Omni-Channel Customer Engagement Article

The Shortsighted Model of Sacrificing Service for Savings

August 03, 2016

Every contact center, from small to large, strives to provide the best possible customer support it can, right? Not necessarily. Great customer support costs money, and many organizations still aren’t willing to spend money on something as intangible and immeasurable as “customer good will.”

While we like to think that “the customer is always first,” there is increasing evidence that customers are getting stuck with a “lowest bidder” type scenario in which companies deliberately whittle down quality in order to avoid spending any money. A recent survey conducted by the International Customer Management Institute (ICMI) found that 92 percent of contact center managers claimed their agents could be more effective, and 74 percent said that company procedures actually prevent agents from providing satisfactory experiences.
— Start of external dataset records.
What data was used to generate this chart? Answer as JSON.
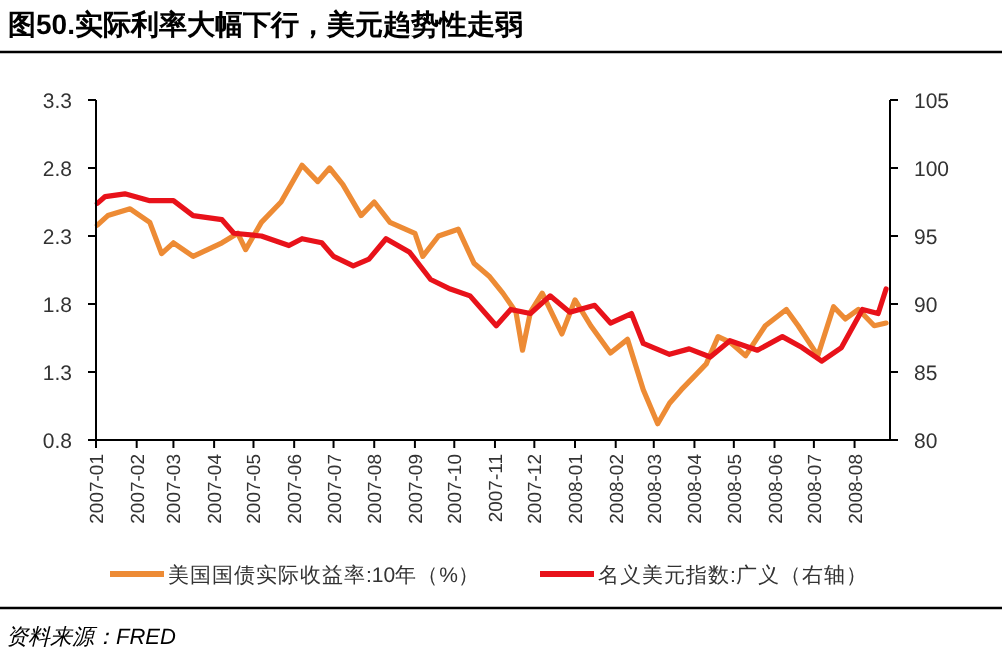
{
  "chart_data": {
    "type": "line",
    "title": "图50.实际利率大幅下行，美元趋势性走弱",
    "xlim": [
      "2007-01-01",
      "2008-08-28"
    ],
    "xticks": [
      "2007-01",
      "2007-02",
      "2007-03",
      "2007-04",
      "2007-05",
      "2007-06",
      "2007-07",
      "2007-08",
      "2007-09",
      "2007-10",
      "2007-11",
      "2007-12",
      "2008-01",
      "2008-02",
      "2008-03",
      "2008-04",
      "2008-05",
      "2008-06",
      "2008-07",
      "2008-08"
    ],
    "ylim": [
      0.8,
      3.3
    ],
    "yticks": [
      0.8,
      1.3,
      1.8,
      2.3,
      2.8,
      3.3
    ],
    "y2lim": [
      80,
      105
    ],
    "y2ticks": [
      80,
      85,
      90,
      95,
      100,
      105
    ],
    "legend": "bottom",
    "series": [
      {
        "name": "美国国债实际收益率:10年（%）",
        "color": "#ed8b35",
        "x": [
          "2007-01-02",
          "2007-01-10",
          "2007-01-27",
          "2007-02-11",
          "2007-02-20",
          "2007-03-01",
          "2007-03-16",
          "2007-04-07",
          "2007-04-19",
          "2007-04-25",
          "2007-05-07",
          "2007-05-22",
          "2007-06-07",
          "2007-06-19",
          "2007-06-28",
          "2007-07-08",
          "2007-07-22",
          "2007-08-01",
          "2007-08-13",
          "2007-09-01",
          "2007-09-07",
          "2007-09-19",
          "2007-10-04",
          "2007-10-16",
          "2007-10-28",
          "2007-11-07",
          "2007-11-17",
          "2007-11-22",
          "2007-11-28",
          "2007-12-07",
          "2007-12-22",
          "2008-01-01",
          "2008-01-13",
          "2008-01-28",
          "2008-02-10",
          "2008-02-22",
          "2008-03-04",
          "2008-03-13",
          "2008-03-22",
          "2008-04-01",
          "2008-04-10",
          "2008-04-19",
          "2008-04-28",
          "2008-05-10",
          "2008-05-25",
          "2008-06-10",
          "2008-06-19",
          "2008-07-04",
          "2008-07-16",
          "2008-07-25",
          "2008-08-04",
          "2008-08-16",
          "2008-08-25"
        ],
        "values": [
          2.38,
          2.45,
          2.5,
          2.4,
          2.17,
          2.25,
          2.15,
          2.25,
          2.32,
          2.2,
          2.4,
          2.55,
          2.82,
          2.7,
          2.8,
          2.68,
          2.45,
          2.55,
          2.4,
          2.32,
          2.15,
          2.3,
          2.35,
          2.1,
          2.0,
          1.88,
          1.74,
          1.46,
          1.74,
          1.88,
          1.58,
          1.83,
          1.64,
          1.44,
          1.54,
          1.17,
          0.92,
          1.07,
          1.17,
          1.27,
          1.36,
          1.56,
          1.52,
          1.42,
          1.64,
          1.76,
          1.64,
          1.42,
          1.78,
          1.69,
          1.76,
          1.64,
          1.66
        ]
      },
      {
        "name": "名义美元指数:广义（右轴）",
        "color": "#e8121a",
        "axis": "y2",
        "x": [
          "2007-01-02",
          "2007-01-08",
          "2007-01-23",
          "2007-02-11",
          "2007-03-01",
          "2007-03-16",
          "2007-04-07",
          "2007-04-16",
          "2007-05-07",
          "2007-05-28",
          "2007-06-07",
          "2007-06-22",
          "2007-07-01",
          "2007-07-16",
          "2007-07-28",
          "2007-08-10",
          "2007-08-28",
          "2007-09-13",
          "2007-09-28",
          "2007-10-13",
          "2007-11-02",
          "2007-11-13",
          "2007-11-28",
          "2007-12-13",
          "2007-12-28",
          "2008-01-16",
          "2008-01-28",
          "2008-02-13",
          "2008-02-22",
          "2008-03-13",
          "2008-03-28",
          "2008-04-13",
          "2008-04-28",
          "2008-05-19",
          "2008-06-07",
          "2008-06-22",
          "2008-07-07",
          "2008-07-22",
          "2008-08-07",
          "2008-08-19",
          "2008-08-25"
        ],
        "values": [
          97.4,
          97.9,
          98.1,
          97.6,
          97.6,
          96.5,
          96.2,
          95.2,
          95.0,
          94.3,
          94.8,
          94.5,
          93.5,
          92.8,
          93.3,
          94.8,
          93.8,
          91.8,
          91.1,
          90.6,
          88.4,
          89.6,
          89.3,
          90.6,
          89.4,
          89.9,
          88.6,
          89.3,
          87.1,
          86.3,
          86.7,
          86.1,
          87.3,
          86.6,
          87.6,
          86.8,
          85.8,
          86.8,
          89.6,
          89.3,
          91.1
        ]
      }
    ],
    "annotations": [
      "资料来源：FRED"
    ]
  }
}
“Contact center managers are attempting to cut costs by operating on a cost-per-contact model, which limits the amount of time agents can be resolving customer inquiries,” wrote Aspect’s Tim Dreyer (News - Alert) in a recent blog post. “At the same time, their organizations are inserting advertisements for premium support, which costs a fee, into the messaging customers hear while they’re on hold.”

In other words, many companies are considering saying to their customers, “Do you want good customer support? You’ll have to pay for it.”

The view is intensely short-sighted. Customers will never widely accept the premise that if they buy a company’s products or services, they’re on the hook for paying if a problem crops up. Competitors will see opportunities in offering better customer support at no charge.

“If these practices became known to customers of a particular business, how long do you think they would continue their patronage of that business?” asked Dreyer. “How long until they left for a competitor more attuned to their needs? Sacrificing service in favor of savings is a preposterous model—a recipe for financial ruin in the long run—especially considering that today’s contact center managers do not need to select one or the other to be successful.”

That said, there are a number of ways companies can keep costs down while still maintaining good quality of service. Properly designed and delivered self-service solutions, for example, can help take the pressure off live agents and pay for themselves in the long run. Good workforce management solutions can prevent over-staffing. Better scheduling can help companies properly manage their human resources. One of the best ways, however, would be to leverage cloud-based solutions, according to Dreyer.

“Outdated on-premises legacy hardware is costly and expensive to maintain,” he wrote. “Migrating to the cloud will reduce those costs while also promoting uptime with network monitoring and automatic security updates. Furthermore, automatic software updates will ensure that your agents are ready to field all interactions supported by the most effective and up-to-date tools.”

Going omnichannel can also help. When companies increase the number of integrated customer touch points such as email, Web chat, IM, SMS, mobile app and video, customers will be able to contact companies in the medium that is fastest and most convenient, which reduces the burden on live agents.

Perception is an important element to the customer relationship. Customers have high expectations today and punish companies that fail to meet them…even if they’re trying to meet them. Companies that throw up their hands and declare good customer support too expensive to provide will likely find that, in the future, they don’t have customers anymore.